Weltwirtschaft
Boom treibt Asiaten nach Europa

Kritiker stempeln Deutschland gern zum Globalisierungsverlierer: für die Produktion zu teuer, als Bildungsnation Mittelmaß und selbst bei hochwertigen Dienstleistungen durch die Verlagerung von Arbeit in Billiglohnländer bedroht. Doch ausgerechnet im boomenden Asien steigt der deutsche Stern.

DELHI. „Wer an Chinas und Indiens Aufstieg glaubt, kauft am besten in Deutschland“, sagt Sanjeev Sanyal. Die asiatischen Riesen können für den Regionalvolkswirt der Deutschen Bank in Singapur ihr hohes Wachstum nur halten, wenn sie hochwertige Dienste und selbst Fertigung in den Westen verlagern. Davon profitiere kein Land stärker als Deutschland.

Als „Mythos“ bezeichnet Sanyal die Heerscharen junger, hoch gebildeter Inder und Chinesen, die für Spottlöhne arbeiten und Europa in die Zange nehmen würden.

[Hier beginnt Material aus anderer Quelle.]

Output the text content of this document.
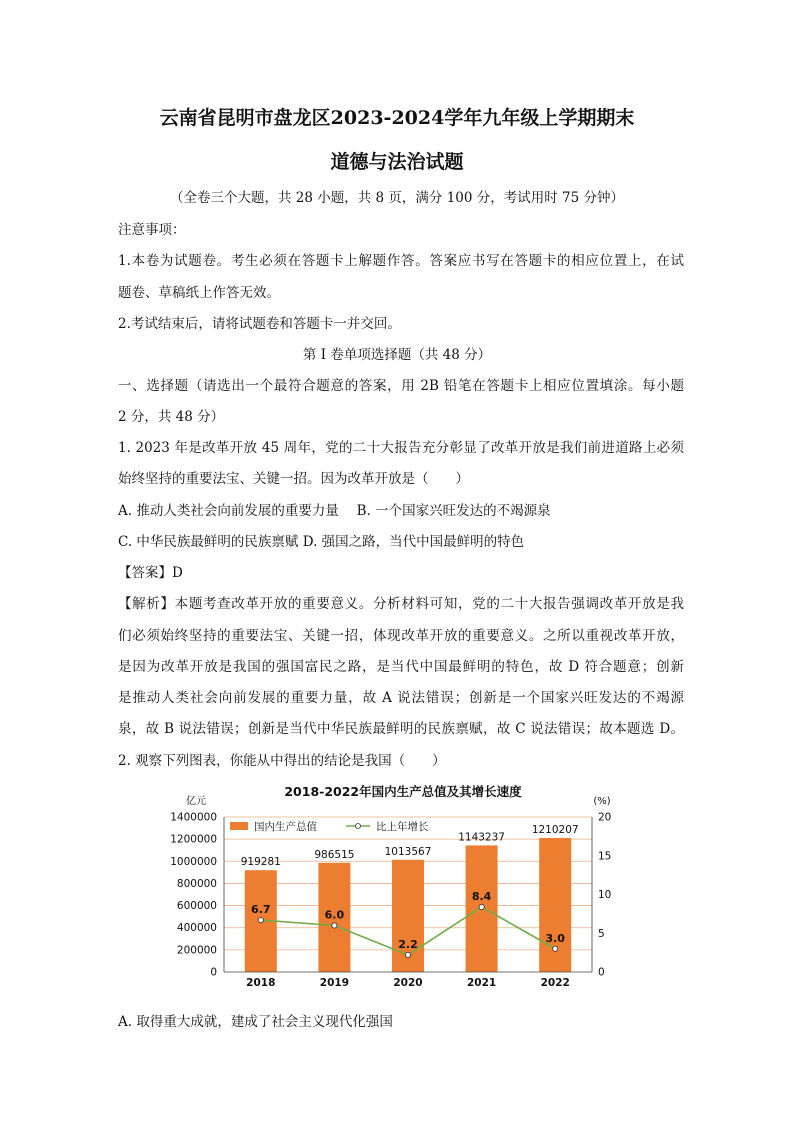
云南省昆明市盘龙区2023-2024学年九年级上学期期末
道德与法治试题
（全卷三个大题，共 28 小题，共 8 页，满分 100 分，考试用时 75 分钟）
注意事项：
1.本卷为试题卷。考生必须在答题卡上解题作答。答案应书写在答题卡的相应位置上，在试
题卷、草稿纸上作答无效。
2.考试结束后，请将试题卷和答题卡一并交回。
第 I 卷单项选择题（共 48 分）
一、选择题（请选出一个最符合题意的答案，用 2B 铅笔在答题卡上相应位置填涂。每小题
2 分，共 48 分）
1. 2023 年是改革开放 45 周年，党的二十大报告充分彰显了改革开放是我们前进道路上必须
始终坚持的重要法宝、关键一招。因为改革开放是（　　）
A. 推动人类社会向前发展的重要力量　 B. 一个国家兴旺发达的不竭源泉
C. 中华民族最鲜明的民族禀赋 D. 强国之路，当代中国最鲜明的特色
【答案】D
【解析】本题考查改革开放的重要意义。分析材料可知，党的二十大报告强调改革开放是我
们必须始终坚持的重要法宝、关键一招，体现改革开放的重要意义。之所以重视改革开放，
是因为改革开放是我国的强国富民之路，是当代中国最鲜明的特色，故 D 符合题意；创新
是推动人类社会向前发展的重要力量，故 A 说法错误；创新是一个国家兴旺发达的不竭源
泉，故 B 说法错误；创新是当代中华民族最鲜明的民族禀赋，故 C 说法错误；故本题选 D。
2. 观察下列图表，你能从中得出的结论是我国（　　）
2018-2022年国内生产总值及其增长速度
亿元	(%)
919281
986515	1013567
1143237
1210207
6.7	6.0
2.2
8.4
3.0
0
200000
400000
600000
800000
1000000
1200000
1400000
0
5
10
15
20
2018	2019	2020	2021	2022
国内生产总值	比上年增长
A. 取得重大成就，建成了社会主义现代化强国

In einer Studie lenkt er den Blick auf eine oft übersehene Folge des asiatischen Booms: „Er treibt die globale Nachfrage nach Fachkräften in die Höhe.“ Im Bewusstsein vieler Europäer geschieht durch die Eingliederung Chinas und Indiens – eines Drittels der Menschheit – in die Weltwirtschaft das Gegenteil: Das globale Angebot von Arbeit explodiert. Doch nur bei einfachen Tätigkeiten setzt dies den Westen unter Druck. „Die Universitäten in China und Indien bilden viel zu wenig Fachkräfte aus“, sagt Sanyal: „Beide Länder können die zusätzliche Nachfrage nach qualifiziertem Personal gar nicht befriedigen, die der Boom in ihren Ländern schafft.“

Studien geben ihm Recht: McKinsey erwartet, dass Indien in drei Jahren 500 000 technische Fachkräfte fehlen. Den Beratern zufolge verfügt nur jeder vierte indische Ingenieur über genügend Fachkenntnisse, um für internationale Firmen arbeiten zu können. Bei Geisteswissenschaftlern ist es nur einer von zehn. Und in China reicht nur in einer Hand voll Spitzenuniversitäten das Ausbildungsniveau an das des Westens heran.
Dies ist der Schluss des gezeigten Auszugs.